Havayolu şirketlerimiz, bu kadar büyük pilot açığı olmasına karşın, pilot okullarını tercih etmiyorlarsa sanırım eğitimi eksik bulduklarındandır. Bu bir gerçekse, o zaman SHGM’nin; durun bakalım, benim yetki verdiğim okullarda eksik varsa, eksikliğini giderebilmenin,eğitim kalitesinin artırılmasını ve denetlenmesini, eksiklik yoksa havayolu şirketlerimize “bu yetişen ve benim lisans verdiğim gençlerden faydalanmalısınız” diyecek yaptırım gücü yok mudur?
Bana yollanan onlarca ileti arasından bir lisanslı bir mail var ki; içler acısı bir durumu sergiliyor. Şöyle ki;
Merhaba Sefa Bey,
Ben Anadolu Üniversitesi, Uçak Gövde Motor Bakım Bölümünden dereceyle mezun olmuş, askerliğini tamamlamış, Türk Kuşu’ndan ATPL sınavlarını %96,7 ile bitirmiş TOEFL seviyesinde İngilizce bilen birisiyim.
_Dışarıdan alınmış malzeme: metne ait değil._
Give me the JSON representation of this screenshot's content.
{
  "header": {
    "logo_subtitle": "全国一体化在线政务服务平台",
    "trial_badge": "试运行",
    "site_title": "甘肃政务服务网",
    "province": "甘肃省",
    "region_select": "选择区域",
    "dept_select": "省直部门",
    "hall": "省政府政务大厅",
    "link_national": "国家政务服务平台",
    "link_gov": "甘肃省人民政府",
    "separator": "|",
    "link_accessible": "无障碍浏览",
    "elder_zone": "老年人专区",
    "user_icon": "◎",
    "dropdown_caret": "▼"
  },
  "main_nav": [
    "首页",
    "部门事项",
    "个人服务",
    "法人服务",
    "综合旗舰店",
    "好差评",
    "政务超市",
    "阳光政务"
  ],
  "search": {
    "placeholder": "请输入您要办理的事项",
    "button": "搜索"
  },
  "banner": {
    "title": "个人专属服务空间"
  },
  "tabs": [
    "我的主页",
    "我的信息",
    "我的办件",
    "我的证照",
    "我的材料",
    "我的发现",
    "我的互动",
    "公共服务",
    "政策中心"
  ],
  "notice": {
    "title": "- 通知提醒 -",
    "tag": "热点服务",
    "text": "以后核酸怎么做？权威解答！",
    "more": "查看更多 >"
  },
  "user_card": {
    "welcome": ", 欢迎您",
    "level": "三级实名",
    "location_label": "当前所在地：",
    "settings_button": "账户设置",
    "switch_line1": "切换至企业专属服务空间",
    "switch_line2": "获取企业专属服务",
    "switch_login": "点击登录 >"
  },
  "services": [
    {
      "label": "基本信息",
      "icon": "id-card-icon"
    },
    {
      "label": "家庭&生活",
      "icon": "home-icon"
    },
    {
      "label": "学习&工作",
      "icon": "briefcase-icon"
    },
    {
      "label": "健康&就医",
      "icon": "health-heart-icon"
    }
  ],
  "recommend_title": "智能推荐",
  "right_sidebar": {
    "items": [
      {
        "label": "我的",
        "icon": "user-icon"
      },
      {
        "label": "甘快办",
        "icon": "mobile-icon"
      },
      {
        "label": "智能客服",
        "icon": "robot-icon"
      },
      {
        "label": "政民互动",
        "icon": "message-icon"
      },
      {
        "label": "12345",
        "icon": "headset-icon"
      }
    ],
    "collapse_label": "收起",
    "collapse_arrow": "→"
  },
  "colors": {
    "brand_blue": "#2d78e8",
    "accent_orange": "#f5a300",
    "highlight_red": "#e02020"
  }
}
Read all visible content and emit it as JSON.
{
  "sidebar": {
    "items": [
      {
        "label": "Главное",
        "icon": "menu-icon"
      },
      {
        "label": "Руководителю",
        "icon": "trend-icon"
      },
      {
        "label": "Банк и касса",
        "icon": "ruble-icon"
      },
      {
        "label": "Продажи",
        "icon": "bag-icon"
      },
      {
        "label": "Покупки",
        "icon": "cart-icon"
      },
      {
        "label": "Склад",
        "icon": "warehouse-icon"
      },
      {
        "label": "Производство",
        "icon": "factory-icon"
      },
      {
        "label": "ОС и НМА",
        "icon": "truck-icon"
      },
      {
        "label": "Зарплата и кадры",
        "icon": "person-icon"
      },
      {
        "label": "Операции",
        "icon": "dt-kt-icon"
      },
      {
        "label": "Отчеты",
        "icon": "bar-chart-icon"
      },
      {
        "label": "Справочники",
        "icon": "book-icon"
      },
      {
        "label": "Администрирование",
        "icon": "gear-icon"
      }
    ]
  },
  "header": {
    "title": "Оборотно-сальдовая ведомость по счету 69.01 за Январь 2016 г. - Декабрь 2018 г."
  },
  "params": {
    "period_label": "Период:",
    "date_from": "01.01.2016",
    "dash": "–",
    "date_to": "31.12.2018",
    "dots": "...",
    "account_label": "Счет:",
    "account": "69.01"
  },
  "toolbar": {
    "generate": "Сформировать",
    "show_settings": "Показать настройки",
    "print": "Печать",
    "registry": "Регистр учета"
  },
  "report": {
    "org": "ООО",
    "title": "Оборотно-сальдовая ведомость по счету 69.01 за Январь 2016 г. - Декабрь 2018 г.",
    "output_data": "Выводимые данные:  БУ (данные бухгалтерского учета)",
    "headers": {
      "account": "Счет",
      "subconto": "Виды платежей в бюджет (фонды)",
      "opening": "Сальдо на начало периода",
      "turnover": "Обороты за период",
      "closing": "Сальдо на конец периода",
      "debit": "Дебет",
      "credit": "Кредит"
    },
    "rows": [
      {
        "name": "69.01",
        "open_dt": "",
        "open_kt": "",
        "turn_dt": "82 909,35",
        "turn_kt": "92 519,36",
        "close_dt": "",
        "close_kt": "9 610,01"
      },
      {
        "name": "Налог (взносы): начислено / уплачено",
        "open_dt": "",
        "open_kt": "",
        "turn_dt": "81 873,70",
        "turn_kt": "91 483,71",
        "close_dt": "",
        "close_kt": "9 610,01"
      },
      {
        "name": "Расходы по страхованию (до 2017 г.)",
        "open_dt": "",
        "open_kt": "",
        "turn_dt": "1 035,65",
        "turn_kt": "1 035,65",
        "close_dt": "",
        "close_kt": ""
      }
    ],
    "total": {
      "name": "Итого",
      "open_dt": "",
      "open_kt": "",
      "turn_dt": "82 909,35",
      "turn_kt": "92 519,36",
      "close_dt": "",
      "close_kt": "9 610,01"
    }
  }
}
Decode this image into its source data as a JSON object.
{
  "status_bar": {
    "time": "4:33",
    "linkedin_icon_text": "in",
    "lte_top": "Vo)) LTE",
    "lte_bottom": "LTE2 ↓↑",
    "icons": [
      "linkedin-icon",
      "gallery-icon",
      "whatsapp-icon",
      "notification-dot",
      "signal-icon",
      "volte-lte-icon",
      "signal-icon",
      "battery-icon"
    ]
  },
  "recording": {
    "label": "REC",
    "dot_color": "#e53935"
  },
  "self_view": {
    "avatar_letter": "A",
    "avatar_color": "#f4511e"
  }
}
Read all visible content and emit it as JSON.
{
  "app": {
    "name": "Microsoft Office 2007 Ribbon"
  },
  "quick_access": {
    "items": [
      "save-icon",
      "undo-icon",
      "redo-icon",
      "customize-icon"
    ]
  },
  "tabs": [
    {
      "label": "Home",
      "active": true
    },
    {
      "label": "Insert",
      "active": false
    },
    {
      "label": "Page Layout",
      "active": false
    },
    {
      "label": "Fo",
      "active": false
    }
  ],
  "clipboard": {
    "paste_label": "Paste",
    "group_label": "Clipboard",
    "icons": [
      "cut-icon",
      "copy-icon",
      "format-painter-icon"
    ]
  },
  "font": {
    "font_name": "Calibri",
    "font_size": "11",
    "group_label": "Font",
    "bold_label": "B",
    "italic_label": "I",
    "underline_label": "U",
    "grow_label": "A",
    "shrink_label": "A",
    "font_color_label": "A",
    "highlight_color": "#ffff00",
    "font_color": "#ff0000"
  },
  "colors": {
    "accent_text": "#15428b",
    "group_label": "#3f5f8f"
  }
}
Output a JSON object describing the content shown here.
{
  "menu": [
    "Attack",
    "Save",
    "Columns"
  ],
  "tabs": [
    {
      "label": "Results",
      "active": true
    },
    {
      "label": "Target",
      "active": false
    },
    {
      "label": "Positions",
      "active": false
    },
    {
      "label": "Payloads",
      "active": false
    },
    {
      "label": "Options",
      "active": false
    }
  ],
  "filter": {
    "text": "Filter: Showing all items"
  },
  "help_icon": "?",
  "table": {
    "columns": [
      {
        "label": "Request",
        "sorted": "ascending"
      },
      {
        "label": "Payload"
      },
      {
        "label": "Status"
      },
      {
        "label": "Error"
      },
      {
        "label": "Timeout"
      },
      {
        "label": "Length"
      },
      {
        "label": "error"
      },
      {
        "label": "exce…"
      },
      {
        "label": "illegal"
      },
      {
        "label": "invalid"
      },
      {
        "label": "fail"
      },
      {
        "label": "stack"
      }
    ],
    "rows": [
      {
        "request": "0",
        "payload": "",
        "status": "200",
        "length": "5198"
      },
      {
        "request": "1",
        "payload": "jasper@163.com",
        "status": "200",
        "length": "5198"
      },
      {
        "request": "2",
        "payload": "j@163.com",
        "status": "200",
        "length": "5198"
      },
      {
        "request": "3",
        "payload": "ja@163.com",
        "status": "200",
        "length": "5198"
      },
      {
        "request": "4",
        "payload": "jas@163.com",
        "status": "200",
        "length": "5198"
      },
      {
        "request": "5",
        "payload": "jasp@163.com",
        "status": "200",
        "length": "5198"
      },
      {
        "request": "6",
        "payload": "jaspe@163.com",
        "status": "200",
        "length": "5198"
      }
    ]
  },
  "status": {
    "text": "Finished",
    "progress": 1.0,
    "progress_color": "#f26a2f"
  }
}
4 aydır iş bekliyorum, ama kimse bizim yüzümüze bakmıyor.
THY’nin bu aralar 400 saat şartı nereye kadar sürecek? THY 600 pilot alacaksa yeni mezunların önü ne zaman açılacak? Benim inancım; başta SHGM ve THY’nin bu olaya el koyması gerektiğidir. Sivil Havacılığımız çok büyüdü ama ben ve onlarca arkadaşımız bu büyümenin bir parçası olamamaktan üzülüyoruz. Yetkililerin iş bekleyen Türk gençler varken yabancı F/O ların çalışmasına izin vermemesi gerekmez mi? Avrupa da birçok hava yollarına başvurdum ama o ülke vatandaşı olmadığım için başvurularım olumsuz sonuçlandı. Ama yabancı F/O lar neden benim ülkemde rahatlıkla işe yerleşebiliyor???? Bu durum karşısında, Ben mutsuzum huzursuzum!
Türk makamlarından gelecek güzel haberleri sabırsızlıkla bekliyorum
CV ilişiktedir.
Pilot (Frozen ATPL ve Uçak Bakım Teknisyeni (ismi ve CV si bende mahfuz olup bu arkadaş mükemmel bir CV ye sahip)
Bu genç pilotumuz,hem uçak teknisyeni hem pilot ve puanları yüksek… Ayrıca askerliğini yapmış ve TOEFL İngilizcem var diyor. Bu, bizim ülkenin çocuğunun, bu nitelikleriyle ile işsiz kalması mı gerekiyor? Bu gençlere sahip çıkan yok mudur? Bu arkadaşımızın suçu; Türk olmanın yanı sıra, SHGM’nin müfredat ve denetimlerinden geçmiş olduğu söylenen ülkemizdeki bir okulun mezunu olması mıdır?
Bu okula izin veren ve öğretim programını onaylayan ve denetimlerini eksiksiz yapıyoruz diyen SHGM’nin ülkemizin pilot okullarının müfredatına ve öğrenci seçimleri kurallara uygun yapılmaktadır. SHGM’nin, sektöre seslenip bu gençlerimize de alımlarda yer vermelisiniz diyerek bir yaptırımı söz konusu olamaz mı?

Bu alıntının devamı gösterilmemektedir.